Speakers:
Petar Veličković, Staff Research Scientist, DeepMind

Graphs are pretty much all around us — molecules, transportation networks, social networks, even the connectome in the human brain.

In many ways, graphs are the main modality of data we receive from nature. While machine learning has made its most significant strides on data that can be neatly organised into a grid — such as images or text — very rarely will naturally occurring information be directly mappable to such a structure.

Accordingly, graph representation learning is likely a key component towards many scientific and industrial applications of Artificial Intelligence. Advances in graph neural networks (GNNs) and related techniques have led to new state-of-the-art results in numerous domains: chemical synthesis, vehicle routing, 3D-vision, recommender systems, question answering, continuous control, self-driving and social network analysis.
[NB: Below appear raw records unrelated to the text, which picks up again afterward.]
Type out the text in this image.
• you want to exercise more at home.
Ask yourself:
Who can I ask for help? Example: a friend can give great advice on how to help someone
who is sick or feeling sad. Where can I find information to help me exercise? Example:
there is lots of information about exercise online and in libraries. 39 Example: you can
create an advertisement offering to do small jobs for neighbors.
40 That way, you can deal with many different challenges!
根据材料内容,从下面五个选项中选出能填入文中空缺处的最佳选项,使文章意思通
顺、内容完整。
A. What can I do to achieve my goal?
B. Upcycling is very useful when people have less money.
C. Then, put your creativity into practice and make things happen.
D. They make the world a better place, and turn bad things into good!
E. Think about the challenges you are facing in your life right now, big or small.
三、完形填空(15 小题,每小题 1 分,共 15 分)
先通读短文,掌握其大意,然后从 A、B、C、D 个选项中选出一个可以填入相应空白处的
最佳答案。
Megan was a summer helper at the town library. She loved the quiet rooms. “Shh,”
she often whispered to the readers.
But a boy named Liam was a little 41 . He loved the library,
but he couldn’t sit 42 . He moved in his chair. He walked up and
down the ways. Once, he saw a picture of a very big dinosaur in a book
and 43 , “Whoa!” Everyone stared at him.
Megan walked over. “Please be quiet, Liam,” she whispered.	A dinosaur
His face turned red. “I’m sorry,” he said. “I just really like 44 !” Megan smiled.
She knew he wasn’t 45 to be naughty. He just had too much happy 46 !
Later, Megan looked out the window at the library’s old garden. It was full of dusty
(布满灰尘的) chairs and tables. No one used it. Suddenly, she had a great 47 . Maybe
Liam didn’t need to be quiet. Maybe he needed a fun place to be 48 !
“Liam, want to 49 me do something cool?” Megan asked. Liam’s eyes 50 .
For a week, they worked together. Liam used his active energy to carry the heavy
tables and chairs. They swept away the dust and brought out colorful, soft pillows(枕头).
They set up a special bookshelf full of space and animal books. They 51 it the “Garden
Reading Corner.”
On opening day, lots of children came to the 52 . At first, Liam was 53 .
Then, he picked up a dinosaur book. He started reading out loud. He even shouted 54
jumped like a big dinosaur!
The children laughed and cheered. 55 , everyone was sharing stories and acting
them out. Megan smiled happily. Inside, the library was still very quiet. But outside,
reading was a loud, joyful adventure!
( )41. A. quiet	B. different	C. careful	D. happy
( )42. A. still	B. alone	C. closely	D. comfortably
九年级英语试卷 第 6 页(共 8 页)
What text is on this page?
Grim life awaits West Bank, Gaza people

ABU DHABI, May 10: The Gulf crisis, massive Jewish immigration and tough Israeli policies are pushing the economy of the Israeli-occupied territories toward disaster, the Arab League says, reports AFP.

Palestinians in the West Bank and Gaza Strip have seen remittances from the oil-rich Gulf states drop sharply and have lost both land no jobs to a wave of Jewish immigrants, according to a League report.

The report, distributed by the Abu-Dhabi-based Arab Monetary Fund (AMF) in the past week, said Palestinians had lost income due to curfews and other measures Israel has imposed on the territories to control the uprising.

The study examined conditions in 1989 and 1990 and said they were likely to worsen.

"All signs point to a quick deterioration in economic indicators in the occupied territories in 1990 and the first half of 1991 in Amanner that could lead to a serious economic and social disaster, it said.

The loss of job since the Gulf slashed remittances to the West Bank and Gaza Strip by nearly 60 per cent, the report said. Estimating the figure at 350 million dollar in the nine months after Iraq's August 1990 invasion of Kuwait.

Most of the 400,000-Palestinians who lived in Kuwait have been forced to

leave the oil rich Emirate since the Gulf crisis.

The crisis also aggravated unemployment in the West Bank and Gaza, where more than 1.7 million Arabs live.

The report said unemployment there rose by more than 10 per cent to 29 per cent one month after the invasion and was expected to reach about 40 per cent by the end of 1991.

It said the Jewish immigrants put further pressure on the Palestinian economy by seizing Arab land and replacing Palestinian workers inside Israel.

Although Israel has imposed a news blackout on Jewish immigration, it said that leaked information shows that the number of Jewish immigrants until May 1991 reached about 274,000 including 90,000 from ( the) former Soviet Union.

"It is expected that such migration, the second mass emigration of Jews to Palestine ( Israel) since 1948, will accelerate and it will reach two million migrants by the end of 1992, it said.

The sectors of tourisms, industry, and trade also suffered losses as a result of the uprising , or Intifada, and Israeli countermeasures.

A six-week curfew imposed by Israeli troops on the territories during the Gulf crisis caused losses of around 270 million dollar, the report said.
Accordingly, GNNs regularly top the charts on fastest-growing trends and workshops at virtually all top machine learning conferences.
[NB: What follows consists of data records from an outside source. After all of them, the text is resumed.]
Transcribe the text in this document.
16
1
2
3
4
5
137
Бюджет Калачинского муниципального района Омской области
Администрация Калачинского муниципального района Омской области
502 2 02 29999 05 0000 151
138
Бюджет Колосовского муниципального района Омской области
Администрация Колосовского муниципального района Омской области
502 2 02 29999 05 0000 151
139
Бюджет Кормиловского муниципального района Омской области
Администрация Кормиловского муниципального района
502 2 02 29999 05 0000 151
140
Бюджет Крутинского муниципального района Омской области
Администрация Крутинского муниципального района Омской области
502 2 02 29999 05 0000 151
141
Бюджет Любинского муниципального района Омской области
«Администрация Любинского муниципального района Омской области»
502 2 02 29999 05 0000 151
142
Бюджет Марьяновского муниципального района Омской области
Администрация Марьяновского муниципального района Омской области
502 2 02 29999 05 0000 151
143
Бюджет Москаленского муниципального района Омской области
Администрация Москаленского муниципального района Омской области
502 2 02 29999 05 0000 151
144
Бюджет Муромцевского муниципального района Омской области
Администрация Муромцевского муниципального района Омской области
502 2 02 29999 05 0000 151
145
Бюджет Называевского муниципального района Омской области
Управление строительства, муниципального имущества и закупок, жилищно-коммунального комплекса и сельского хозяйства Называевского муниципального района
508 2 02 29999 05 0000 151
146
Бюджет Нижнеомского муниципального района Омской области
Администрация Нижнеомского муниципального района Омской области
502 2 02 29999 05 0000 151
I will give a bird’s eye overview of GNNs, and outline ways in which industrial and scientific players are already having impact with them. Diving deeper, I will expose how we successfully deployed GNNs in production at Google Maps, serving daily travel-time queries worldwide. Lastly, throughout the talk I will call out explicit pointers to useful libraries and data sets that can empower anyone to make an impact in the area!

The talk will be geared towards a generic computer science audience — no prior knowledge of machine learning is necessary.